Труды и дни мистера Норриса. Прощай, Берлин - стр. 21
– Куда вы, черт возьми, его подевали? – воскликнул я. – Вы же простудитесь.
– Я это не сам придумал, Уильям. Но идея довольно изящная, вы не находите? Дань, так сказать, уважения Железному Канцлеру.
Настроение у него было куда более радужным, чем в начале вечера, и, самое странное, он был трезв как стеклышко. Голова у него была крепкая просто на диво. Я глянул вверх и увидел парик, ухарски надетый Бисмарку на шлем. Канцлеру он явно был великоват.
Обернувшись, я обнаружил бок о бок с собой на диване барона.
– Привет, Куно, – сказал я. – А вы как тут оказались?
Вместо ответа он подарил меня лучезарно-несгибаемой улыбкой и отчаянным усилием задрал вверх бровь. Казалось, еще минута – и его не станет. И только после этого выпадет монокль.

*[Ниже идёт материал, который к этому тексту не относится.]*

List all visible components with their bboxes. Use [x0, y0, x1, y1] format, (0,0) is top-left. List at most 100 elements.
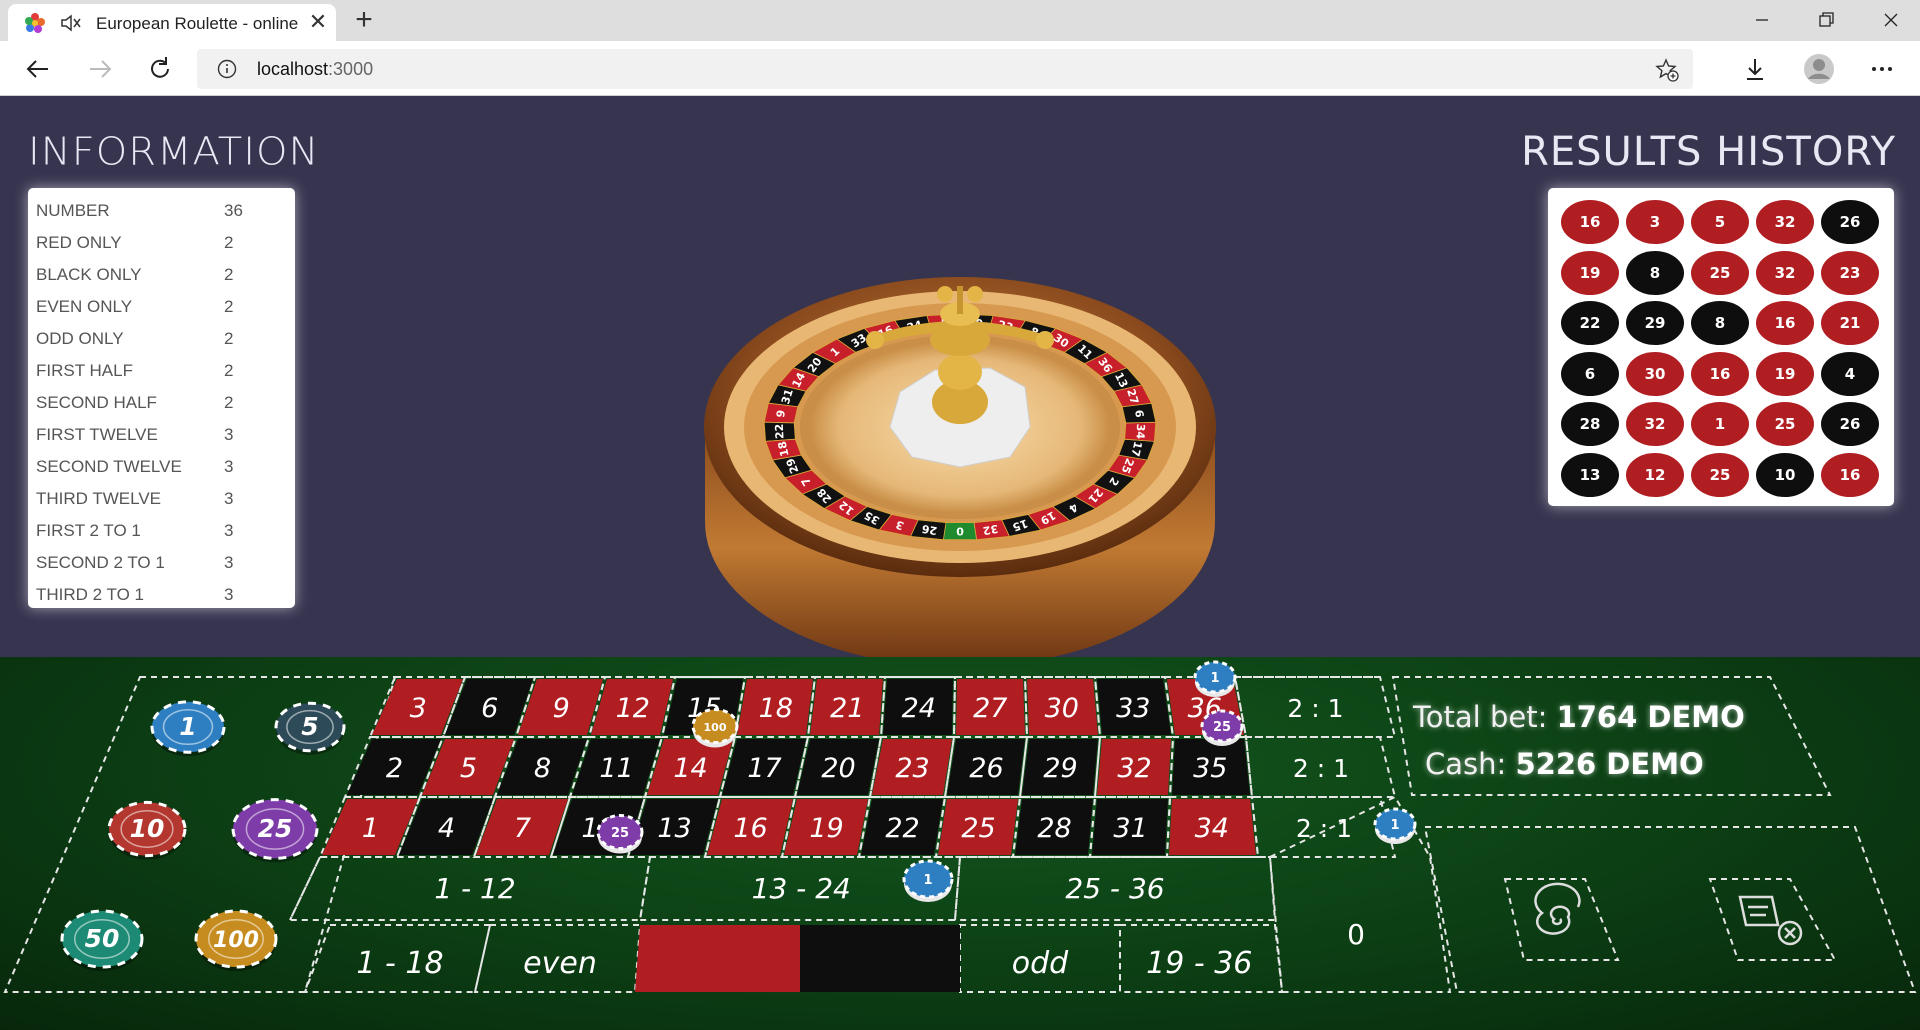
favicon-icon — [25, 13, 45, 33]
history-result: 23 — [1821, 250, 1879, 295]
spiral-icon — [1534, 882, 1581, 935]
info-value: 3 — [224, 489, 234, 508]
history-result: 4 — [1821, 351, 1879, 396]
info-label: SECOND TWELVE — [36, 457, 182, 476]
placed-chip-label: 1 — [1390, 818, 1399, 833]
clear-bets-button[interactable] — [1708, 878, 1837, 961]
info-value: 3 — [224, 457, 234, 476]
number-label: 34 — [1195, 813, 1229, 844]
minimize-icon[interactable] — [1747, 8, 1777, 32]
dozen-bet-label: 13 - 24 — [752, 872, 851, 905]
wheel-pocket-number: 32 — [982, 522, 999, 537]
info-value: 2 — [224, 265, 234, 284]
dozen-bet-label: 1 - 12 — [434, 872, 515, 905]
info-row: NUMBER 36 — [28, 196, 295, 228]
info-row: EVEN ONLY 2 — [28, 292, 295, 324]
number-label: 11 — [599, 753, 633, 784]
chip-100-button[interactable]: 100 — [194, 909, 278, 971]
placed-chip[interactable]: 1 — [902, 859, 954, 902]
mute-tab-icon[interactable] — [60, 13, 82, 33]
more-menu-icon[interactable] — [1866, 53, 1898, 85]
history-result: 16 — [1756, 301, 1814, 345]
history-result: 32 — [1756, 250, 1814, 295]
placed-chip-label: 100 — [704, 721, 727, 734]
number-label: 24 — [902, 693, 936, 724]
new-tab-icon[interactable]: + — [350, 5, 378, 35]
roulette-wheel[interactable]: 0 32 15 19421225173462713361130823105241633… — [690, 252, 1230, 672]
info-row: SECOND HALF 2 — [28, 388, 295, 420]
close-window-icon[interactable] — [1876, 8, 1906, 32]
info-value: 2 — [224, 233, 234, 252]
info-row: FIRST HALF 2 — [28, 356, 295, 388]
number-label: 5 — [460, 753, 477, 784]
history-result: 1 — [1691, 402, 1749, 446]
chip-1-button[interactable]: 1 — [150, 700, 226, 757]
placed-chip[interactable]: 25 — [596, 814, 644, 854]
placed-chip[interactable]: 1 — [1373, 807, 1417, 844]
info-label: SECOND HALF — [36, 393, 157, 412]
chip-25-button[interactable]: 25 — [231, 798, 319, 863]
number-label: 28 — [1037, 813, 1071, 844]
number-label: 4 — [438, 813, 455, 844]
restore-icon[interactable] — [1811, 8, 1841, 32]
forward-icon[interactable] — [84, 53, 116, 85]
spin-button[interactable] — [1503, 878, 1620, 961]
info-label: FIRST HALF — [36, 361, 133, 380]
url-field[interactable]: localhost:3000 — [197, 49, 1693, 89]
info-value: 2 — [224, 297, 234, 316]
placed-chip[interactable]: 1 — [1193, 660, 1237, 697]
dozen-bet-label: 25 - 36 — [1065, 872, 1164, 905]
download-icon[interactable] — [1739, 53, 1771, 85]
browser-tab[interactable]: European Roulette - online ✕ — [8, 4, 336, 41]
wheel-pocket-number: 34 — [1134, 423, 1148, 439]
info-row: ODD ONLY 2 — [28, 324, 295, 356]
info-row: FIRST TWELVE 3 — [28, 420, 295, 452]
number-label: 23 — [895, 753, 929, 784]
chip-10-button[interactable]: 10 — [107, 800, 187, 860]
chip-5-button[interactable]: 5 — [274, 701, 346, 755]
address-bar: localhost:3000 — [0, 41, 1920, 96]
reload-icon[interactable] — [144, 53, 176, 85]
cash-label: Cash: — [1425, 747, 1507, 781]
info-label: EVEN ONLY — [36, 297, 133, 316]
chip-value-label: 100 — [213, 928, 259, 953]
placed-chip[interactable]: 100 — [691, 708, 739, 748]
info-value: 3 — [224, 425, 234, 444]
placed-chip-label: 25 — [611, 826, 629, 841]
chip-value-label: 50 — [85, 924, 120, 953]
history-result: 19 — [1561, 250, 1619, 295]
history-result: 3 — [1626, 200, 1684, 244]
info-row: THIRD 2 TO 1 3 — [28, 580, 295, 612]
url-host: localhost — [257, 59, 329, 79]
total-bet-display: Total bet: 1764 DEMO — [1413, 700, 1745, 734]
number-label: 8 — [534, 753, 551, 784]
profile-avatar-icon[interactable] — [1803, 53, 1835, 85]
history-result: 26 — [1821, 402, 1879, 446]
info-row: SECOND 2 TO 1 3 — [28, 548, 295, 580]
results-history-title: RESULTS HISTORY — [1521, 129, 1896, 175]
close-tab-icon[interactable]: ✕ — [308, 11, 328, 33]
number-label: 20 — [821, 753, 855, 784]
history-result: 5 — [1691, 200, 1749, 244]
wheel-pocket-number: 0 — [956, 525, 964, 538]
number-label: 2 — [386, 753, 403, 784]
game-page: INFORMATION NUMBER 36 RED ONLY 2 BLACK ONLY 2… — [0, 97, 1920, 1030]
red-bet-cell[interactable] — [635, 925, 800, 992]
back-icon[interactable] — [22, 53, 54, 85]
add-favorite-icon[interactable] — [1655, 58, 1679, 82]
number-label: 1 — [362, 813, 379, 844]
zero-bet-label: 0 — [1347, 918, 1365, 951]
history-result: 19 — [1756, 351, 1814, 396]
history-result: 6 — [1561, 351, 1619, 396]
number-label: 25 — [961, 813, 995, 844]
site-info-icon[interactable] — [217, 59, 237, 79]
number-label: 32 — [1117, 753, 1151, 784]
black-bet-cell[interactable] — [800, 925, 960, 992]
chip-50-button[interactable]: 50 — [60, 909, 144, 971]
placed-chip[interactable]: 25 — [1200, 709, 1244, 746]
column-bet-label: 2 : 1 — [1293, 754, 1349, 783]
clear-bets-icon — [1738, 895, 1803, 946]
number-label: 16 — [733, 813, 767, 844]
info-row: BLACK ONLY 2 — [28, 260, 295, 292]
history-result: 25 — [1691, 250, 1749, 295]
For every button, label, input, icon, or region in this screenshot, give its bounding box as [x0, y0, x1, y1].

Граммофон взревел. Большая часть присутствовавших кинулась танцевать. Была едва ли не сплошь одна молодежь: юноши в рубашках и девицы в расстегнутых платьях. В воздухе висел тяжкий запах пыли, пота и грошовых духов. Сквозь толпу протиснулась невероятных габаритов женщина, в каждой руке – по стакану красного вина. На ней были розовая шелковая блузка и очень короткая белая гофрированная юбка; ноги втиснуты в до смешного миниатюрные туфельки на высоком каблуке, поверх которых пучились наплывы обильной, затянутой в чулки плоти. Восковые розовые щеки и волосы, выкрашенные в цвет фальшивого золота, в тон полудюжине браслетов на голых напудренных руках. Вид у нее был зловещий и странный, как у огромной, в человеческий рост, куклы. И, как у куклы, у нее были совершенно круглые голубые глаза, в которых не было ни капли смеха, несмотря на то что губы она растянула в широкой, сияющей золотыми зубами улыбке.
– Это Ольга, наша хозяйка, – пояснил Артур.
– Привет, Малыш! – Ольга вручила мне стакан. И тут же ущипнула Артура за щеку. – А у тебя, голубчик, как дела?
Жест был настолько безразличный, что мне пришел на ум ветеринар, осматривающий лошадь. Артур хихикнул:
– Не самый уместный эпитет, а, как вам кажется? Голубчик. Что ты на это скажешь, Анни? – обратился он к сидевшей у него на коленях брюнетке. – Какая-то ты сегодня неразговорчивая. Не настроена блистать. Или тебе мешает сосредоточиться присутствие этого крайне привлекательного молодого человека? Уильям, вас, кажется, можно поздравить с победой. Я серьезно.
Анни улыбнулась холодной улыбочкой шлюхи. Потом почесала бедро и зевнула. На ней была прекрасного кроя маленькая черная жакетка и черная юбка. На ногах – высокие черные сапоги, зашнурованные под самое колено, с любопытной золотой окантовкой по верху голенища. Из-за них весь ее костюм приобретал смутное сходство с мундиром.